Damit reagierte der Konzern auf die Kritik der Wirtschaftsprüfer, die nicht die Verantwortung für einen Jahresabschluss mit zweifelhaften Werten übernehmen wollten. Den Prüfern stecken noch die für ihre Branche höchst negativen Folgen des Finanzskandals des US-Energiehändlers Enron 2001 in den Knochen.

"Eine Abschreibung in dieser Höhe ist beschämend für die ganze Branche und gefährlich für die Reputation des Unternehmens", sagte Christopher Whalen vom Researchhaus Institutional Risk Analytics. Die gesamte Bilanzierungspraxis sei mittlerweile ein Albtraum.

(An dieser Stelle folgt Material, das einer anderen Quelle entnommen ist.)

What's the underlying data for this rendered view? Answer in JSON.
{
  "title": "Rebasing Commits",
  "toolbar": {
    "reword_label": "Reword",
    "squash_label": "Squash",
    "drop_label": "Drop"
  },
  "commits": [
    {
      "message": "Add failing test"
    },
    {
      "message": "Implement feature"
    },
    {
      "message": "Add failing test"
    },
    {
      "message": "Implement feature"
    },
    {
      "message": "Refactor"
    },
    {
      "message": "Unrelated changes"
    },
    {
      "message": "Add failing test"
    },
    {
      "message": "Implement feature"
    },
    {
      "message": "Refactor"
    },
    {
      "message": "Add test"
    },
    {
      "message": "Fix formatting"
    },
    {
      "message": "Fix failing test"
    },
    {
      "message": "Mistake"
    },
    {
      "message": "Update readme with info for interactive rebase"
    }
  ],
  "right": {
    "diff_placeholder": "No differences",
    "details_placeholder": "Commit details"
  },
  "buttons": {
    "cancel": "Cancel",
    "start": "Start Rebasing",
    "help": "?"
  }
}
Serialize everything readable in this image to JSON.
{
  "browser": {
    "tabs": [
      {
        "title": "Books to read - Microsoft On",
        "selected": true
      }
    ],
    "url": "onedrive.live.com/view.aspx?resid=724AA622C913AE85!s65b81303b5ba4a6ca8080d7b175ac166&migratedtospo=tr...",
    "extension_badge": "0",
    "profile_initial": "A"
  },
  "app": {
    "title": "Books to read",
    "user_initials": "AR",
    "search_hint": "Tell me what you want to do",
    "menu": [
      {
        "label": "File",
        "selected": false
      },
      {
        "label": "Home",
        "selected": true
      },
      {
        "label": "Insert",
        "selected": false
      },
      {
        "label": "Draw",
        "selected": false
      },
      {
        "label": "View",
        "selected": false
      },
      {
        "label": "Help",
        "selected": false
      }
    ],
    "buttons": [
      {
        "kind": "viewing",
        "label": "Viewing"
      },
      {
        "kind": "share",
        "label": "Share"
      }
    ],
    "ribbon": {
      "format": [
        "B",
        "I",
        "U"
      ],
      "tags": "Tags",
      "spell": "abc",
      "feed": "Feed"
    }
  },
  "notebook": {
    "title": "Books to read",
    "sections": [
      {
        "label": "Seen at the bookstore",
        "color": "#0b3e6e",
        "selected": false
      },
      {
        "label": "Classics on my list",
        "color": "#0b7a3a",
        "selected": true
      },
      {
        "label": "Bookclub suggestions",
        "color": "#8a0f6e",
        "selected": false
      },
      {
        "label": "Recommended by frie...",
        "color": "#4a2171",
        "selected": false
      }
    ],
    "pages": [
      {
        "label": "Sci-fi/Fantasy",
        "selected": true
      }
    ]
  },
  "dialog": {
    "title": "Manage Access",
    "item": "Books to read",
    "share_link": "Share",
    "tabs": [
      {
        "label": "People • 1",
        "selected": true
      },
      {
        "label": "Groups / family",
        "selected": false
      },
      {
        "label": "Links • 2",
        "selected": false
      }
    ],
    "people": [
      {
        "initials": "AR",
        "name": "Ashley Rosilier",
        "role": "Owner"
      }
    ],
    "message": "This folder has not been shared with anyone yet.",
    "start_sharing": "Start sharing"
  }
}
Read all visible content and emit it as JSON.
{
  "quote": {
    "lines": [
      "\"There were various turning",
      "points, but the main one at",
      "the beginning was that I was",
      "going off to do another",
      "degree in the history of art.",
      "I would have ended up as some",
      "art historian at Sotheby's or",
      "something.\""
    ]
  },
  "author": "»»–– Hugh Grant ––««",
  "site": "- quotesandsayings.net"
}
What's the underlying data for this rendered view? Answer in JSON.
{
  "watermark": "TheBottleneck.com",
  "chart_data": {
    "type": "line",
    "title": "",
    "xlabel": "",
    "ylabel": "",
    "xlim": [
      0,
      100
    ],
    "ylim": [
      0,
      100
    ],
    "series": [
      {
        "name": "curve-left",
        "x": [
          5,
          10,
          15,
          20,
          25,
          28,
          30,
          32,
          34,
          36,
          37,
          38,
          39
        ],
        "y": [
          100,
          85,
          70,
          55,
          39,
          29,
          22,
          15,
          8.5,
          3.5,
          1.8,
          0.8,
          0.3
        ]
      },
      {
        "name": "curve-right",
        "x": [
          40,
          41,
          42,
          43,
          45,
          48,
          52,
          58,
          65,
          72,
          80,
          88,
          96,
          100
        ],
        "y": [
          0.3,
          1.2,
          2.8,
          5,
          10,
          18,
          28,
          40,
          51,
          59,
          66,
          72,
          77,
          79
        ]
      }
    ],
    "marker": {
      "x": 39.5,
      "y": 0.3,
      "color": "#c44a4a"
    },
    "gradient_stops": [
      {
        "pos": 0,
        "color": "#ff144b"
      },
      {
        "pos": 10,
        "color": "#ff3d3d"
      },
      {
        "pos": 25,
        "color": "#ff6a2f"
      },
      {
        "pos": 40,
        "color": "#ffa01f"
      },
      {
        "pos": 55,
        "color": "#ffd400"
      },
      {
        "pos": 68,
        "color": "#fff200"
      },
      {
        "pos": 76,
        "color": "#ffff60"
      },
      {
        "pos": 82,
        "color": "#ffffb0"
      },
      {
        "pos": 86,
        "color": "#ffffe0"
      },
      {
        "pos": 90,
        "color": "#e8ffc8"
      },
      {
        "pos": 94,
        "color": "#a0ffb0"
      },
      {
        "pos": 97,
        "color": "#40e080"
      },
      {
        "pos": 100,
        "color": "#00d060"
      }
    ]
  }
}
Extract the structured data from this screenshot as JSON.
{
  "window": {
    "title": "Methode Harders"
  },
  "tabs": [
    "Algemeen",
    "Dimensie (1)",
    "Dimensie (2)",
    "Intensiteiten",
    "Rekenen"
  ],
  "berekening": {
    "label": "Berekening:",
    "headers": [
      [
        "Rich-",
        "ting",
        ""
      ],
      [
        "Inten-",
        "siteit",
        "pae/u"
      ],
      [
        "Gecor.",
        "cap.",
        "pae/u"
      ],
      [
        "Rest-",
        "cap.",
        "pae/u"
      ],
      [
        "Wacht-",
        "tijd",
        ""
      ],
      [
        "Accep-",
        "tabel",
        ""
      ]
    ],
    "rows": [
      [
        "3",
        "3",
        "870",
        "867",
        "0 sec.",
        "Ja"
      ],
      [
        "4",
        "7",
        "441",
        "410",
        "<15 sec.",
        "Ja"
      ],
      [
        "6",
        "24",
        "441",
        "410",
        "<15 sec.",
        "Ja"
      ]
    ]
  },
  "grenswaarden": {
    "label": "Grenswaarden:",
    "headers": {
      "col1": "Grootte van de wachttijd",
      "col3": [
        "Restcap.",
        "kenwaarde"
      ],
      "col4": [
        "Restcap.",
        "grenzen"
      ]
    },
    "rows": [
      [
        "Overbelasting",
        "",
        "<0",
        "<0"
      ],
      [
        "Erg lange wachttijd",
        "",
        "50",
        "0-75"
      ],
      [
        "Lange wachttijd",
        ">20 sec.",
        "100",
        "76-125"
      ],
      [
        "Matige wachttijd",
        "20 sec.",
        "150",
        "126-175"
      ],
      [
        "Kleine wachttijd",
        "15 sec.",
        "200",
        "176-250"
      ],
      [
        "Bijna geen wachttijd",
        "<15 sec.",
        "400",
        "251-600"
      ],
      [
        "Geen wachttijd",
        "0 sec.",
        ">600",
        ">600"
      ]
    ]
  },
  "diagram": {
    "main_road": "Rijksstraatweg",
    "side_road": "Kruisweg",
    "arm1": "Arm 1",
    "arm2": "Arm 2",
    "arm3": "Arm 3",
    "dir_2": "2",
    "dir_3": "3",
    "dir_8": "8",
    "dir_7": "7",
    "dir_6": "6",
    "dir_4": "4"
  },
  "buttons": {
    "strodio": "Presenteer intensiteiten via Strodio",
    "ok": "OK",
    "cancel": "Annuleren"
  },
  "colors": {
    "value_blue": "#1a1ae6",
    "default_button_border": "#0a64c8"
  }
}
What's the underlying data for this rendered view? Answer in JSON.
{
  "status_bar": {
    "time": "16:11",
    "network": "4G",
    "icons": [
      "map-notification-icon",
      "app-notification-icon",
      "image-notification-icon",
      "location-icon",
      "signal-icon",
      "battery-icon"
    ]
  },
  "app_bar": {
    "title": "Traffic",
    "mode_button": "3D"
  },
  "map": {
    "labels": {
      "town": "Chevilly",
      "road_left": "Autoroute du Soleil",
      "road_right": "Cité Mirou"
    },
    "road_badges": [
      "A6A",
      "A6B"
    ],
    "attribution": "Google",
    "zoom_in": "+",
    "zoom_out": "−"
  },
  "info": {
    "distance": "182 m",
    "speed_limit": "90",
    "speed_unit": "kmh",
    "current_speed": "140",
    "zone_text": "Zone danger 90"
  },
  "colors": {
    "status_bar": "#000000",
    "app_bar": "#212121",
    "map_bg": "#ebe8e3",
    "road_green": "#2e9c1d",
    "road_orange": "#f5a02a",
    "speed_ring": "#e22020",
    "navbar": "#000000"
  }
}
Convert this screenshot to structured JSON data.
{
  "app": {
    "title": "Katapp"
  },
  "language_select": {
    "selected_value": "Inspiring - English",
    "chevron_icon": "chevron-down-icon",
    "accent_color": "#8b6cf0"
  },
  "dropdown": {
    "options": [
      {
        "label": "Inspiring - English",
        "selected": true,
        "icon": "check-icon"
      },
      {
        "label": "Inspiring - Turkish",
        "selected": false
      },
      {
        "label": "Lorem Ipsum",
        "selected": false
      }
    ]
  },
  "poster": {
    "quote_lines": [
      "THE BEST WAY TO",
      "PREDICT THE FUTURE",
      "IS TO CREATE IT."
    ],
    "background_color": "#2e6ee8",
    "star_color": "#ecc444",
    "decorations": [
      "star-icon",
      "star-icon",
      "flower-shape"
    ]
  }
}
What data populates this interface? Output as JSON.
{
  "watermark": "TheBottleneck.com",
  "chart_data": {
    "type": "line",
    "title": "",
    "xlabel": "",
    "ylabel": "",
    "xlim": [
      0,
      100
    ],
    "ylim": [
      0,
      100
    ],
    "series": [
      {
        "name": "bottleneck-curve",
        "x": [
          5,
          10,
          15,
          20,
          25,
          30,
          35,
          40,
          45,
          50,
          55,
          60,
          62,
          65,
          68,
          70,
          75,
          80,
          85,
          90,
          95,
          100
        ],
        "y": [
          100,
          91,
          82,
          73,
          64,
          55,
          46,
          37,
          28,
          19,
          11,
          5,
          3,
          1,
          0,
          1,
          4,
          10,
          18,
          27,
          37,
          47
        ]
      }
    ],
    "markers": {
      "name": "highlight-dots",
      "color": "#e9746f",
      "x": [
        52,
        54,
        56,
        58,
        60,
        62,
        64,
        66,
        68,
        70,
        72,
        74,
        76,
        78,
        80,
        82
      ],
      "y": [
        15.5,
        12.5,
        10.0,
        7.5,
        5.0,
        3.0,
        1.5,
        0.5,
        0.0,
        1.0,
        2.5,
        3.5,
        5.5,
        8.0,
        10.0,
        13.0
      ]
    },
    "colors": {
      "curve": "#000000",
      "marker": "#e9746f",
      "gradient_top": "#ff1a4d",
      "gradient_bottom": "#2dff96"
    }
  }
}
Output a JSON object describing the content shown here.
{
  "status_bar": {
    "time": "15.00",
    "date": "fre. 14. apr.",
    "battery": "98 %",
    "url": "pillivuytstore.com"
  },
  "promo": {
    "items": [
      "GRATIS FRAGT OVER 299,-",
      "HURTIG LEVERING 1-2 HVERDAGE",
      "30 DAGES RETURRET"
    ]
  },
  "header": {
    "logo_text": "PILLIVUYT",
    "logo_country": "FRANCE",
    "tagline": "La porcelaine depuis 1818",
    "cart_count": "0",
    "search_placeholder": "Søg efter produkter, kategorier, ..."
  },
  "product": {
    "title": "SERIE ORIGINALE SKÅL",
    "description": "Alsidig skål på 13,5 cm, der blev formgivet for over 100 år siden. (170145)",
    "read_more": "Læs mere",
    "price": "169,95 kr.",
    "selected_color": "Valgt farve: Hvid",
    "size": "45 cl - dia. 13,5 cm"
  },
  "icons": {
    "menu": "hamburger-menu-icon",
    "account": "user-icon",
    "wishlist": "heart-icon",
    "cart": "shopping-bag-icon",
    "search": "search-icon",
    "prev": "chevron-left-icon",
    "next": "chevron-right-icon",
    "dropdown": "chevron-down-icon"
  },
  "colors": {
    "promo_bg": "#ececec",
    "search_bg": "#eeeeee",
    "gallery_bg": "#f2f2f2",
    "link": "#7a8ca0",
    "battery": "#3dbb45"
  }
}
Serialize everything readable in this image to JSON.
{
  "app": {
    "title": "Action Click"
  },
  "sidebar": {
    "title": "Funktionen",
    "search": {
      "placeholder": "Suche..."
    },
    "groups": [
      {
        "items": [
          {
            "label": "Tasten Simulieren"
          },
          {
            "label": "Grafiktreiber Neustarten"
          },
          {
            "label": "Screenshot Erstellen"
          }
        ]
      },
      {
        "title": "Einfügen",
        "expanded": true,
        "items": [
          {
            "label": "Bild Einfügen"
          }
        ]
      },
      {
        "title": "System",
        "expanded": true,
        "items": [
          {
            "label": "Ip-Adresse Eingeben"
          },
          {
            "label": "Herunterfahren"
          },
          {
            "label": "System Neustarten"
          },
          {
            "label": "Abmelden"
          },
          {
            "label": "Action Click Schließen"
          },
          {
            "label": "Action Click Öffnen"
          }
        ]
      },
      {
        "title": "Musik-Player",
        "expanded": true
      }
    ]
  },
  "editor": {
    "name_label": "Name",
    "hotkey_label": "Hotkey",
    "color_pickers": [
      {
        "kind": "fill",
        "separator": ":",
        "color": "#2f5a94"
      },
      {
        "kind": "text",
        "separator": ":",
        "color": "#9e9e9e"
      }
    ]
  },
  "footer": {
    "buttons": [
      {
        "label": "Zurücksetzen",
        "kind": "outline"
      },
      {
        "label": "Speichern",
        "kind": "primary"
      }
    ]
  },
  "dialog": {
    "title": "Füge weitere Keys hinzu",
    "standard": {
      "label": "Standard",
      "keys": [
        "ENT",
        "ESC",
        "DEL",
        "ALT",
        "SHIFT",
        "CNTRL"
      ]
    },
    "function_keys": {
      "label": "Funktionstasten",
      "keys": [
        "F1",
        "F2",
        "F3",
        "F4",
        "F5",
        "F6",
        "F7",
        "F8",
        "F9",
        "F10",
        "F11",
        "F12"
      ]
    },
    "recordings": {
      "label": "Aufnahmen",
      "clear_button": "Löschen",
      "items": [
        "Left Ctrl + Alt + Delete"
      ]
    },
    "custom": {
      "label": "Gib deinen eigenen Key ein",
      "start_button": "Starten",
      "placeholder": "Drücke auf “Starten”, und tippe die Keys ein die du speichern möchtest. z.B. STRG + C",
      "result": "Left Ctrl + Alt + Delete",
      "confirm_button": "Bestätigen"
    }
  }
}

Der Fair-Value-Ansatz, nach dem die Branche bilanziere, spiegele nur selten "den tatsächlichen Marktpreis wider".

Die PwC-Kritik kann weitreichende Folgen über AIG hinaus haben: Bislang rechnen etliche Finanzhäuser für viele ihrer Papiere mit Werthaltigkeiten, die allein auf Modellen und Annahmen beruhen, weil es für sie zurzeit keine Marktpreise gibt.

Für AIG ist der Vertrauensverlust der Anleger katastrophal - und nicht der erste Tiefschlag: 2005 musste der langjährige Konzernchef Maurice Sullivan gehen. Er war in einen Skandal verwickelt, bei dem Investoren durch künstlich überhöhte Schadenreserven mittels eines Rückversicherungsvertrages mit Gen Re getäuscht worden waren. Gegen vier Ex-Manager der Gen Re und einen AIG-Verantwortlichen findet derzeit ein Strafprozess statt.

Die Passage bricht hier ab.